Compile-time and run-time knowledge that are too difficult to narrow down to HW specs are still needed to get near optimal performance, and prevent pathologies (in addition, like the higher-level OS scheduling, updates to fix emergent problems are much easier than in HW). That compile-time and run-time information is enough to keep the HW from needing to do it on its own, just as any other software scheduling has survived innumerable attempts over the years to replace it. Software scheduling is very good, to the point that it's not worth even trying to doing it in HW for our CPUs. Let the CPU handle scheduling only a its knowledge level: pages, cache lines, branches, and program counters. HTM is implemented as a last-mile portion of a STM implementation, since pure software STM incurs too much overhead. Doing much more would likely hose up OS thread scheduling, as it would start getting in the way, and screwing with resource usage that used to be known quantities.

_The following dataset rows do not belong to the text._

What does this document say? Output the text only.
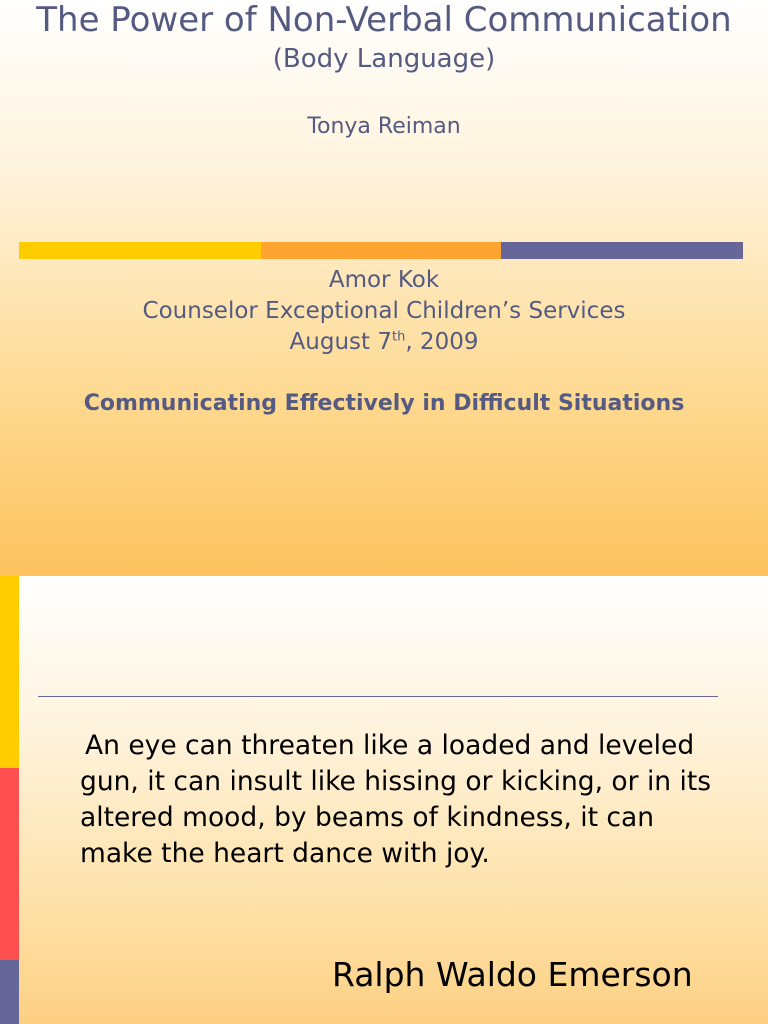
The Power of Non-Verbal Communication
(Body Language)
Tonya Reiman
Amor Kok
Counselor Exceptional Children’s Services
August 7th, 2009
Communicating Effectively in Difficult Situations
An eye can threaten like a loaded and leveled gun, it can insult like hissing or kicking, or in its altered mood, by beams of kindness, it can make the heart dance with joy.
Ralph Waldo Emerson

The first thing that needs to happen (IMO) in order to start increasing resolutions is the move to vector graphics. Otherwise it just won't happen. Vector graphics is the more feasible first step, so we're likely to see that first.
DX11 tesselation
should allow us to approach that without getting rid of our tried and true polygons (assuming by vector you mean being able to describe things that aren't straight lines). How well it can in actuality, we'll just have to see (that is, a game with models made using tesselation as a means of expressing curvature, where we currently still get visible straight sections). That, I am quite hopeful for, though I don't expect to see too much until a DX11 GPU is actually in an Xbox, since high-end PC video cards will be able to brute-force it for the foreseeable future, and the publishers with big budgets seem to like that kind of approach better, on average. Games that don't go for the faux-realistic look might be able to use such a feature to get substantial added detail, and good performance, out of otherwise-average GPUs. For an extreme example, imagine a Rayman game with what appear to be true curved surfaces, and practically no UV maps. I'd love seeing that way more than the next soldier in a jungle, desert, or post-apocalyptic midwest-looking place (unless it's the next Fallout, of course

).